Another vote for the freezer. Unless bread is loaded with preservatives, it isn’t going to last very long. The 40 degree temp in the refrigerator actually makes bread go bad faster.

I use a plastic bread box that has a really tight seal. Not even a Palmetto bug (cockroach, to you Yankees) can get into it. I know because I saw one try. I use only whole wheat bread, and a loaf lasts me for one week before getting stale or moldy. I can finish a loaf within a week. If you cannot, the freezer is a good alternative. I got my bread box through one of those mail order catalogs, but I don’t remember which one.

Adjustable bread keeper made of plastic that slides as the bread is consumed.

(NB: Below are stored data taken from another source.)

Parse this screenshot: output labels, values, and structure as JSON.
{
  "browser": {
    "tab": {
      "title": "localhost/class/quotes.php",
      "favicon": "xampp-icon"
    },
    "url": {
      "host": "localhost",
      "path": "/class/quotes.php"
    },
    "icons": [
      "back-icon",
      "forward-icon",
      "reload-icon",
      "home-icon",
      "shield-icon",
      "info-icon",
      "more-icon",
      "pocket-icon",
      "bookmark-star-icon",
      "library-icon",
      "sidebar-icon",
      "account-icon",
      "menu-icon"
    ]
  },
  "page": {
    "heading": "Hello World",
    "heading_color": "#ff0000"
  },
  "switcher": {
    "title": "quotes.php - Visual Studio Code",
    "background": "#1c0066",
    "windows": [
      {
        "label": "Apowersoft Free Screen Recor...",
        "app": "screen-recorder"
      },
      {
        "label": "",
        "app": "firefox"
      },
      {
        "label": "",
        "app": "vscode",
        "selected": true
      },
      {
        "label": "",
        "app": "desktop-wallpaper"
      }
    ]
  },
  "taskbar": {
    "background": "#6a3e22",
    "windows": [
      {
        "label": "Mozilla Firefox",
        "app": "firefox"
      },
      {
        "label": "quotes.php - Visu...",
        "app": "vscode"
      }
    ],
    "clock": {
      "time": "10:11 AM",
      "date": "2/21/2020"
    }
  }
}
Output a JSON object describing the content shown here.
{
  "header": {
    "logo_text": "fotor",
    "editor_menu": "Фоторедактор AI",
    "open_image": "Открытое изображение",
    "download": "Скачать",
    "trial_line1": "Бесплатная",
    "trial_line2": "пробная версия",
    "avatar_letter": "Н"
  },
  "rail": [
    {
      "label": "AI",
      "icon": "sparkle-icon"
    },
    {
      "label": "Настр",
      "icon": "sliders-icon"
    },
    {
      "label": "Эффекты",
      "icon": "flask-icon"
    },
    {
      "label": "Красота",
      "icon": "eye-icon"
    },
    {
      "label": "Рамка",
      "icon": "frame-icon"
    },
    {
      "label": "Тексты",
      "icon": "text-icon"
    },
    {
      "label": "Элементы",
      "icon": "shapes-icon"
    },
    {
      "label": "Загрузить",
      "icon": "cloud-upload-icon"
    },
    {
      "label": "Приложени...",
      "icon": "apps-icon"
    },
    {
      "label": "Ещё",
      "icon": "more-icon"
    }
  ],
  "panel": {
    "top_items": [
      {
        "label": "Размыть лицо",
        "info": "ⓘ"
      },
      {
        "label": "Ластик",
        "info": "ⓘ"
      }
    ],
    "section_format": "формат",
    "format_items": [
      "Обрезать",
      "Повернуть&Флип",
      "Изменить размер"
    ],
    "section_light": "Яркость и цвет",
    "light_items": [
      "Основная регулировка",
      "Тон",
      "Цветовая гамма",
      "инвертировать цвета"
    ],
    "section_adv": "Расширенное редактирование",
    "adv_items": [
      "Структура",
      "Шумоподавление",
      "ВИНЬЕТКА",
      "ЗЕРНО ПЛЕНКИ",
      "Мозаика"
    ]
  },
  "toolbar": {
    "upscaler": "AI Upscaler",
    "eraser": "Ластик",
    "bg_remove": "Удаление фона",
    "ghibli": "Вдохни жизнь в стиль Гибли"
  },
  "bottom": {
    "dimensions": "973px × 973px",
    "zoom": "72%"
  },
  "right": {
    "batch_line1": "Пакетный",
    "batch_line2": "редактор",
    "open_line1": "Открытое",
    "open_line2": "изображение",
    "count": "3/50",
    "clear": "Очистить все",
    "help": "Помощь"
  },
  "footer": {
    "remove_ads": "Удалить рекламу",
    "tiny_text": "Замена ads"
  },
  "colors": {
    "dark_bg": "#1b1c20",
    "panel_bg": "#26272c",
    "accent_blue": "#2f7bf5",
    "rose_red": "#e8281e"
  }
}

That’s not the one I have. Mine is not adjustable, but the top is on a hinge that seals with the bottom. I keep the bread in its original packaging also, for double indemnity. :slight_smile:

Yeah, I’m a convert to freezing bread. I like to freeze a loaf and insert a bit of plastic or waxed paper between every six slices or so, which makes it easier to pop out a few slices at a time. You can thaw it and it will feel perfectly fresh for sandwich making, or put frozen slices right in the toaster, and they will toast the same as unfrozen bread.

The freezing method allows you to have a couple of different loaves on hand, so if you’d like keep both rye and whole wheat around, you can do so without feeling like you have to use them up before they go bad.

Refrigerating bread, however, gives it an icky waxy texture, and it’ll be unsuitable for anything other than toasting. I wonder why that is?

I bake a ton of bread. Olive oil bread seems to take forever to get stale or to mold. That and freezing. I slice my loaves, put then in ziplock bags, then freeze.

bread can freezer burn, water in the interior of the loaf is drawn out and freezes on the wrapper or the sides of the freezer compartment. to help prevent you can tightly double wrap the bread with a very tight seal. also freeze in smaller volumes, split the loaf up, so the inside freezes quicker before lots of moisture is drawn out. also you only thaw what you are about to use.

I keep my bread in the fridge and don’t have this problem. What is the nature of the crap taste? Bread and other types of foods will absorb whatever odors happen to be floating around inside, so that can cause an off taste. Just need to wrap it airtight.

You actually don’t want an air tight seal. Moisture is one of the key contibutors to the growth of mold on bread. Many times bread put in its wrappers while it is still warm contibutes to faster mold growth because of the moisture in still warm bread. If you notice on the link to the adjustable bread box I posted there are actually small adjustable vents to let the bread breath and the moisture escape.

Another vote for freezing. Sandwiches made with frozen bread in the morning are perfect by lunch time (the freezing has kept them cool, too, if not having a fridge is an issue). Bread molds quickly, but it also thaws quickly. I get a big bag of buns and freeze them, and take out about three at a time so I always have a fresh bun for lunch. Since I discovered freezing, my bread wastage is down to almost nothing. I wish I could buy frozen bread at Safeway - getting the fresh loaves home in an un-squished state is much more difficult (and you need them un-squished so the slices separate easily).